A nice song but Freiheit look too much like the Flying Pickets for comfort, I
expect them to burst out in acapella.
CHARTS FROM
30 TO 11. Mayo and
Rusco are again in the crow's nest. Rod McKenzie has become the Poochie of this
trio. Every time he's not on screen I keep asking “where's Rod McKenzie?”
[29] COOKIE
CREW: born this way. A
terrific performance captured mainly with handheld cameras. Those wide sweeping
camera crane shots just don't work for some songs and this is one of them. This
single has bombastic self-aggrandizing lyrics and it needs the handheld
camera-up-yer-nose view to properly feel like Cookie Crew are as dominant as
they claim.
Good use of
cutaways during the performance. One of the camera operators has been stationed
on the stairs to the left of the stage to capture some nice pictures of Cookie
Crew framed by the scenery. Excitement. One of the cutaway shots looks past a
bloke wearing the same nasty yellow long-sleeved shirt as Rod McKenzie, could
this be a sighting? Best bit of direction, during one of the musical breaks the
handheld camera pans away from the stage and goes for a brief wander up the
stairs past several dancing audience members.
TOP 10.
[1] KYLIE
MINOGUE & JASON DONOVAN: especially for you. On video.
[16] GLORIA
ESTEFAN & MIAMI SOUND MACHINE: rhythm is gonna get you. Rod's back! Oh and Jason Donovan is
here as well. Especially for you. (Yes. You!). “What are you doing here?”
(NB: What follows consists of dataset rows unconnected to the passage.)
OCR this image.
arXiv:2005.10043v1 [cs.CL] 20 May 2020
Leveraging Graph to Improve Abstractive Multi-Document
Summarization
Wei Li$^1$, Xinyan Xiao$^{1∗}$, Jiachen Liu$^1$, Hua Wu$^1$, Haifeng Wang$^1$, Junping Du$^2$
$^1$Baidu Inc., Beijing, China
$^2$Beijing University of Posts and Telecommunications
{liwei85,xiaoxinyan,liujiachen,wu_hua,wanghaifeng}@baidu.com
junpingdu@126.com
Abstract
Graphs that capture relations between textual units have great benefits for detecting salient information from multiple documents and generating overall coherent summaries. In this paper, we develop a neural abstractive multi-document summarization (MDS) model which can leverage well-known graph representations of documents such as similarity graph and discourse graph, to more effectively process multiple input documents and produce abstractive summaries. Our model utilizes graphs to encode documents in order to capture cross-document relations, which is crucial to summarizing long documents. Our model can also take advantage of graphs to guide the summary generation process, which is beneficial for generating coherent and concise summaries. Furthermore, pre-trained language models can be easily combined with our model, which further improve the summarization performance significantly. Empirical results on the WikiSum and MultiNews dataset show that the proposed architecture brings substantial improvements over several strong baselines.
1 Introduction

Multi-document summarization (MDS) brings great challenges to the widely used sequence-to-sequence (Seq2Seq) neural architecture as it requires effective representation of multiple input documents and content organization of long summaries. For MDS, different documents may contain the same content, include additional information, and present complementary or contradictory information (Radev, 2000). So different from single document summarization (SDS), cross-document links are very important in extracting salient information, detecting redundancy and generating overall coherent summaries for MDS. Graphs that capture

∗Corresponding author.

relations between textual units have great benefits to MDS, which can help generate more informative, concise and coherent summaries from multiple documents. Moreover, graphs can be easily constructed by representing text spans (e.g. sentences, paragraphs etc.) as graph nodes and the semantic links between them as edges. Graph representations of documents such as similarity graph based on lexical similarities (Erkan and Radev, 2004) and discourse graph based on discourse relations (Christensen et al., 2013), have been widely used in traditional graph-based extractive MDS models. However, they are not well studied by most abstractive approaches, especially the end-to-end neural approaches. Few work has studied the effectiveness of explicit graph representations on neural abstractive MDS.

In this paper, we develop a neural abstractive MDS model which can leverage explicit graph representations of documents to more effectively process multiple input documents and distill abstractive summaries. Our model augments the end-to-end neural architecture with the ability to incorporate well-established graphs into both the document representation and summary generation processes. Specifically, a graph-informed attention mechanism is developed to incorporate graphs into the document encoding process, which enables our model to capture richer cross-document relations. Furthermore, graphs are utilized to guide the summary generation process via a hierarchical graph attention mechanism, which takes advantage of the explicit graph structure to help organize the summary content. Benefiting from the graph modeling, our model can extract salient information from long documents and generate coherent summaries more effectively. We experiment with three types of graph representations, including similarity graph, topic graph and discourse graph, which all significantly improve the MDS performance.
demands Sybil. He's recording an album. That's 10 seconds of screen time
filled. Rod fills us in on the really important details, “next week's Top of
the Pops with Bruno Brookes and Richard Skinner.”
Here's Gloria
Estefan on video. The Miami Sound Machine are there as well.
PERFORMANCE OF THE WEEK: Cookie Crew, Born This Way with Milli Vanilli a close second.